Il fatto che tu abbia iniziato a scrivermi lettere da quando hai saputo del mio matrimonio, non ti nego che mi abbia eccitato non poco; l’idea che tu potessi essere gelosa o potessi soffrire la mia assenza ha rinfrancato le mie giornate e mi ha riportato in vita. Ho sperato molto dentro di me, che tu mi scrivessi per propormi una fuga, io non avrei accettato subito ma probabilmente avrei pianto di gioia come un bambino e sarei scappato nella notte come un ladro, ansioso di rivedere il tuo volto e di fare l’amore con te strappandoci la carne dal desiderio, dalla mancanza.

Però ahimè, tu non ti smentisci, rimani li dove ti ho lasciata, anzi dove mi hai lasciato.

Questa è l’ultima mia risposta, perché così io temo di morire prima del dovuto, morire di collera e di pena per me stesso, questo non è giusto per mia moglie che ha scelto di buttare via il suo tempo con me. Per quanto mi riguarda potrei gettare via questo ammasso di ossa  che rimane di me, perché sono già morto tempo fa, quando sei andata via.

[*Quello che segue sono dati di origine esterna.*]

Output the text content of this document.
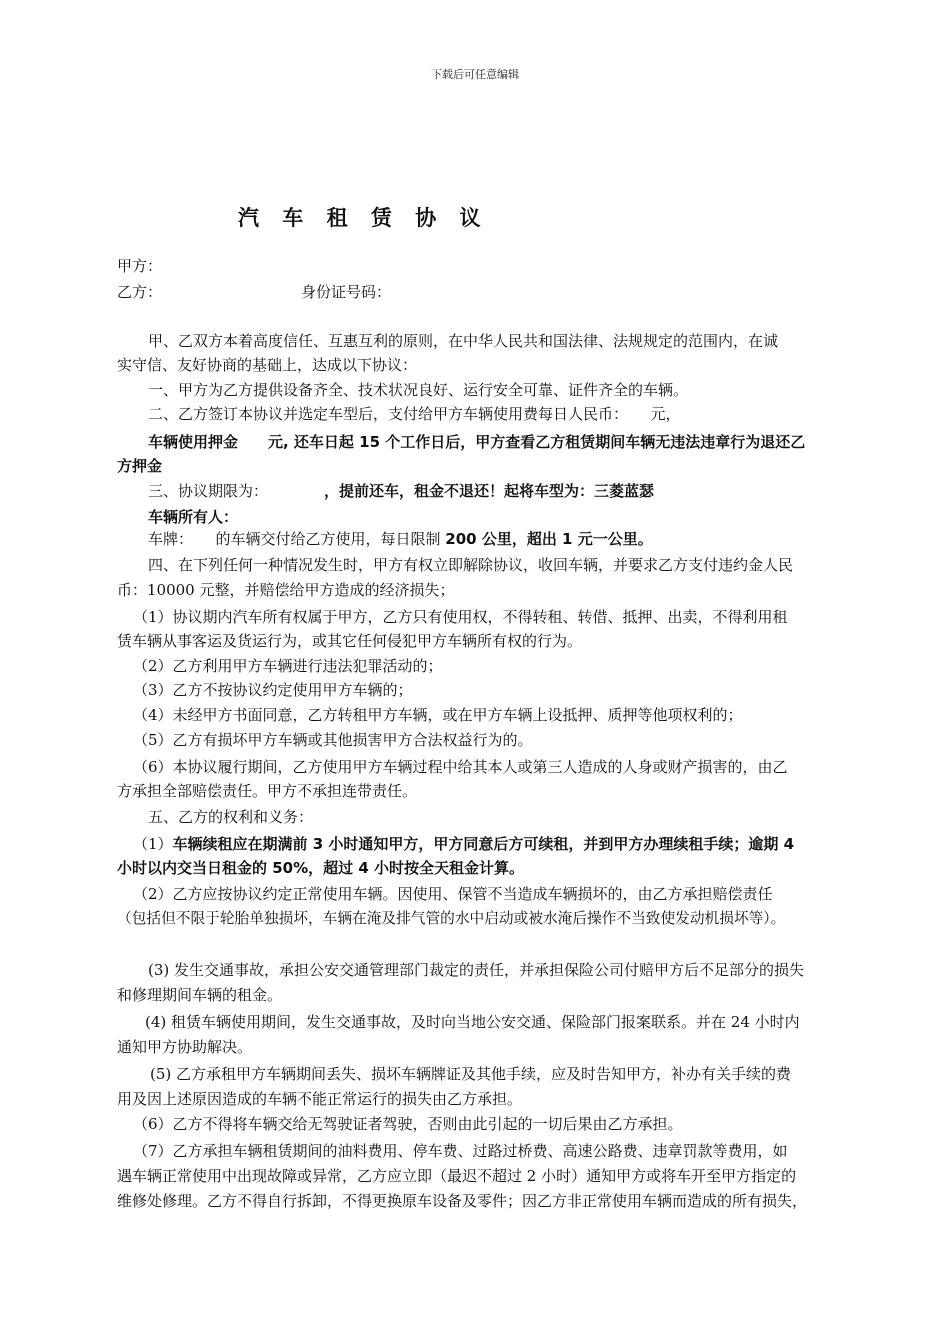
下载后可任意编辑
汽 车 租 赁 协 议
甲方：
乙方：	身份证号码：
甲、乙双方本着高度信任、互惠互利的原则，在中华人民共和国法律、法规规定的范围内，在诚
实守信、友好协商的基础上，达成以下协议：
一、甲方为乙方提供设备齐全、技术状况良好、运行安全可靠、证件齐全的车辆。
二、乙方签订本协议并选定车型后，支付给甲方车辆使用费每日人民币：　　元，
车辆使用押金　　元, 还车日起 15 个工作日后，甲方查看乙方租赁期间车辆无违法违章行为退还乙
方押金
三、协议期限为：	，提前还车，租金不退还！起将车型为：三菱蓝瑟
车辆所有人：
车牌：　　的车辆交付给乙方使用，每日限制 200 公里，超出 1 元一公里。
四、在下列任何一种情况发生时，甲方有权立即解除协议，收回车辆，并要求乙方支付违约金人民
币：10000 元整，并赔偿给甲方造成的经济损失；
（1）协议期内汽车所有权属于甲方，乙方只有使用权，不得转租、转借、抵押、出卖，不得利用租
赁车辆从事客运及货运行为，或其它任何侵犯甲方车辆所有权的行为。
（2）乙方利用甲方车辆进行违法犯罪活动的；
（3）乙方不按协议约定使用甲方车辆的；
（4）未经甲方书面同意，乙方转租甲方车辆，或在甲方车辆上设抵押、质押等他项权利的；
（5）乙方有损坏甲方车辆或其他损害甲方合法权益行为的。
（6）本协议履行期间，乙方使用甲方车辆过程中给其本人或第三人造成的人身或财产损害的，由乙
方承担全部赔偿责任。甲方不承担连带责任。
五、乙方的权利和义务：
（1）车辆续租应在期满前 3 小时通知甲方，甲方同意后方可续租，并到甲方办理续租手续；逾期 4
小时以内交当日租金的 50%，超过 4 小时按全天租金计算。
（2）乙方应按协议约定正常使用车辆。因使用、保管不当造成车辆损坏的，由乙方承担赔偿责任
（包括但不限于轮胎单独损坏，车辆在淹及排气管的水中启动或被水淹后操作不当致使发动机损坏等）。
(3) 发生交通事故，承担公安交通管理部门裁定的责任，并承担保险公司付赔甲方后不足部分的损失
和修理期间车辆的租金。
(4) 租赁车辆使用期间，发生交通事故，及时向当地公安交通、保险部门报案联系。并在 24 小时内
通知甲方协助解决。
(5) 乙方承租甲方车辆期间丢失、损坏车辆牌证及其他手续，应及时告知甲方，补办有关手续的费
用及因上述原因造成的车辆不能正常运行的损失由乙方承担。
（6）乙方不得将车辆交给无驾驶证者驾驶，否则由此引起的一切后果由乙方承担。
（7）乙方承担车辆租赁期间的油料费用、停车费、过路过桥费、高速公路费、违章罚款等费用，如
遇车辆正常使用中出现故障或异常，乙方应立即（最迟不超过 2 小时）通知甲方或将车开至甲方指定的
维修处修理。乙方不得自行拆卸，不得更换原车设备及零件；因乙方非正常使用车辆而造成的所有损失，
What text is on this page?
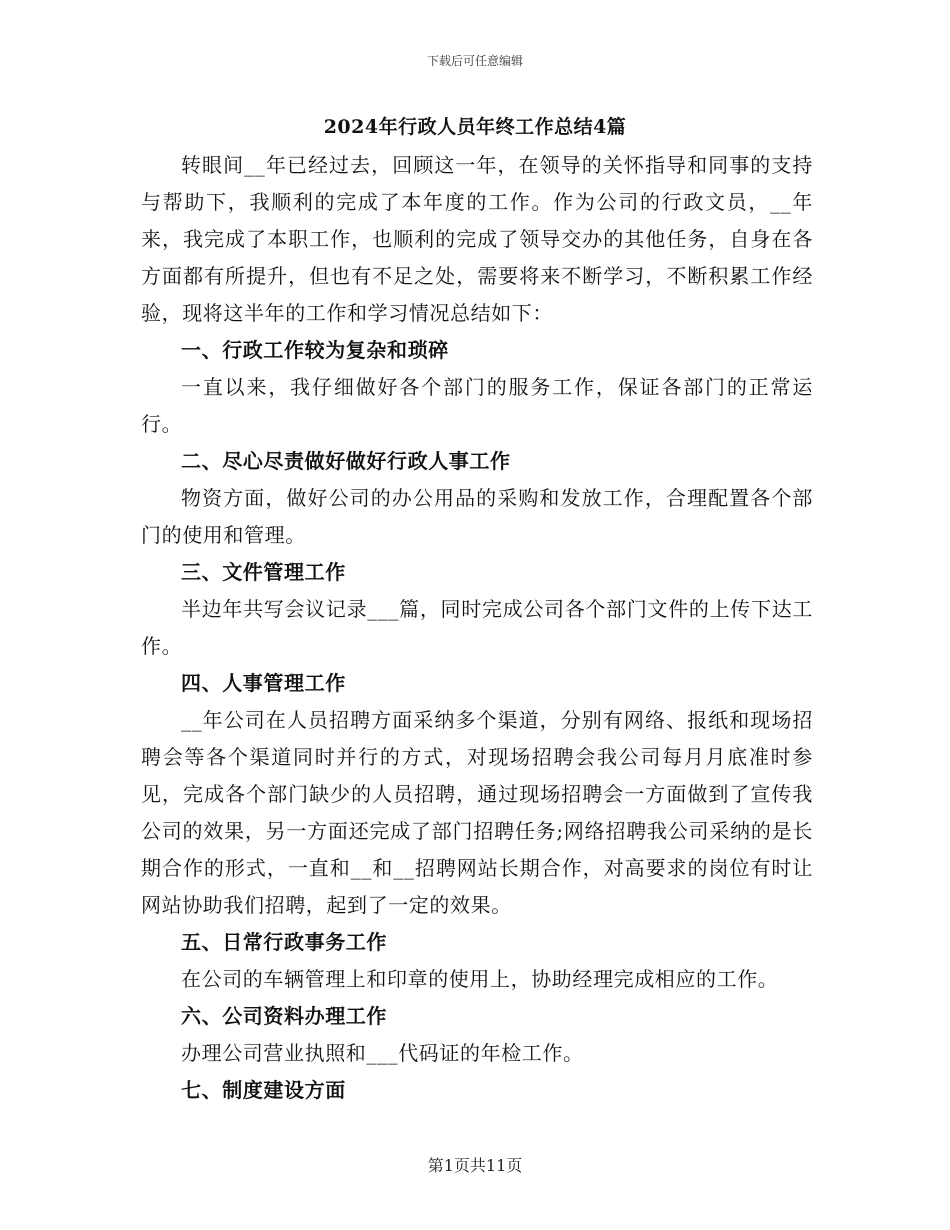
下载后可任意编辑
2024年行政人员年终工作总结4篇

转眼间__年已经过去，回顾这一年，在领导的关怀指导和同事的支持与帮助下，我顺利的完成了本年度的工作。作为公司的行政文员，__年来，我完成了本职工作，也顺利的完成了领导交办的其他任务，自身在各方面都有所提升，但也有不足之处，需要将来不断学习，不断积累工作经验，现将这半年的工作和学习情况总结如下：

一、行政工作较为复杂和琐碎

一直以来，我仔细做好各个部门的服务工作，保证各部门的正常运行。

二、尽心尽责做好做好行政人事工作

物资方面，做好公司的办公用品的采购和发放工作，合理配置各个部门的使用和管理。

三、文件管理工作

半边年共写会议记录___篇，同时完成公司各个部门文件的上传下达工作。

四、人事管理工作

__年公司在人员招聘方面采纳多个渠道，分别有网络、报纸和现场招聘会等各个渠道同时并行的方式，对现场招聘会我公司每月月底准时参见，完成各个部门缺少的人员招聘，通过现场招聘会一方面做到了宣传我公司的效果，另一方面还完成了部门招聘任务;网络招聘我公司采纳的是长期合作的形式，一直和__和__招聘网站长期合作，对高要求的岗位有时让网站协助我们招聘，起到了一定的效果。

五、日常行政事务工作

在公司的车辆管理上和印章的使用上，协助经理完成相应的工作。

六、公司资料办理工作

办理公司营业执照和___代码证的年检工作。

七、制度建设方面

第1页共11页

Non scrivermi più lettere a meno che tu non abbia voglia di amarmi davvero, dubito che possa succedere, ma forse, il salto quantico esiste anche per l’amore, forse entrerai nella mia orbita una volta per tutte, senza saltare qua e la in cerca di risposte.

Addio Margot, sii magica anche per me, che senza te non credo più manco alle stelle.